Thank you So Much @gus your answer was directly to the point. but I would like to mention that this is the default teleport.yaml generated. I hope this bug could be fixed in the generator.

1 Like

@Otosamaa Interesting - you’re absolutely right. I’ll look at whether we can get that changed in future. Glad you’ve got it fixed for now.

@gus How to mark this answer as the solution?!

@Otosamaa I don’t think we have that plugin installed!

Edit: figured it out and marked that answer as the solution :slight_smile:

Edit 2: I’ve raised https://github.com/gravitational/teleport/issues/2891 to address this issue.

1 Like

@piotrjaksa I think you have the same problem - you need to set your auth_servers to an actual hostname of the server rather than the bind address (0.0.0.0).

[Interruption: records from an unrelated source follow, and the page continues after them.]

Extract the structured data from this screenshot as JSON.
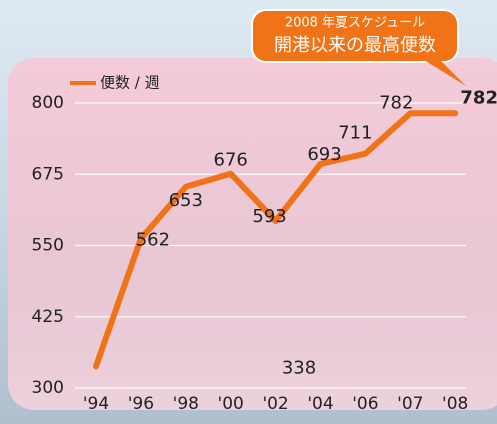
{
  "chart_data": {
    "type": "line",
    "annotation": [
      "2008 年夏スケジュール",
      "開港以来の最高便数"
    ],
    "categories": [
      "'94",
      "'96",
      "'98",
      "'00",
      "'02",
      "'04",
      "'06",
      "'07",
      "'08"
    ],
    "series": [
      {
        "name": "便数 / 週",
        "color": "#f07318",
        "values": [
          338,
          562,
          653,
          676,
          593,
          693,
          711,
          782,
          782
        ]
      }
    ],
    "ylim": [
      300,
      800
    ],
    "yticks": [
      300,
      425,
      550,
      675,
      800
    ],
    "grid": true,
    "legend": "top-left"
  }
}
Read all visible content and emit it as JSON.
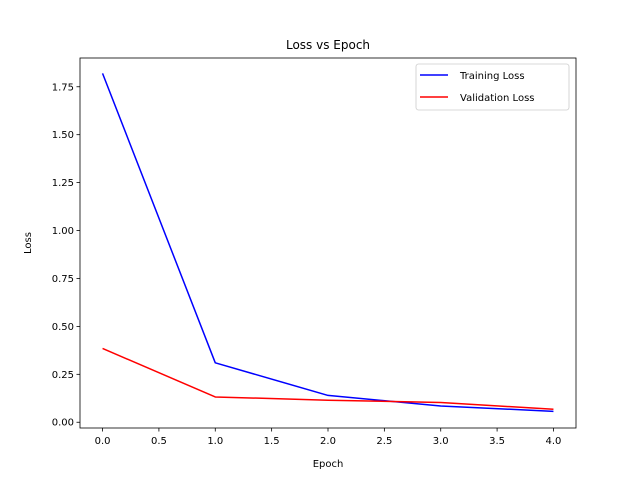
{
  "chart_data": {
    "type": "line",
    "title": "Loss vs Epoch",
    "xlabel": "Epoch",
    "ylabel": "Loss",
    "xlim": [
      -0.2,
      4.2
    ],
    "ylim": [
      -0.03,
      1.9
    ],
    "xticks": [
      0.0,
      0.5,
      1.0,
      1.5,
      2.0,
      2.5,
      3.0,
      3.5,
      4.0
    ],
    "xtick_labels": [
      "0.0",
      "0.5",
      "1.0",
      "1.5",
      "2.0",
      "2.5",
      "3.0",
      "3.5",
      "4.0"
    ],
    "yticks": [
      0.0,
      0.25,
      0.5,
      0.75,
      1.0,
      1.25,
      1.5,
      1.75
    ],
    "ytick_labels": [
      "0.00",
      "0.25",
      "0.50",
      "0.75",
      "1.00",
      "1.25",
      "1.50",
      "1.75"
    ],
    "grid": false,
    "legend_position": "top-right",
    "x": [
      0,
      1,
      2,
      3,
      4
    ],
    "series": [
      {
        "name": "Training Loss",
        "color": "#0000ff",
        "values": [
          1.82,
          0.31,
          0.14,
          0.085,
          0.057
        ]
      },
      {
        "name": "Validation Loss",
        "color": "#ff0000",
        "values": [
          0.385,
          0.132,
          0.115,
          0.103,
          0.068
        ]
      }
    ]
  }
}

You can either delete the auth_servers entry entirely if you’re running the auth server on the same host, or set it to 127.0.0.1:3025.

@sakura See the accepted answer in this thread - it may well solve your problem.

Thanks so much for your effort, and thanks for the ticket raised. The system is running greatly on staging environment and should be moved to production soon. :smiley::smiley:

1 Like

Thanks for your suggestion. Unfortunately no difference with this fix. Still same issues.

@piotrjaksa

  1. Did you delete the auth_servers entry completely or did you change it? If you changed it, what did you change it to?

  2. Have you restarted Teleport since making this change?

  3. Can you please try stopping Teleport, deleting the contents of /var/lib/teleport, then restarting Teleport and adding a node? This will wipe out your cluster database completely but I’m presuming this is a staging/test cluster so it shouldn’t matter.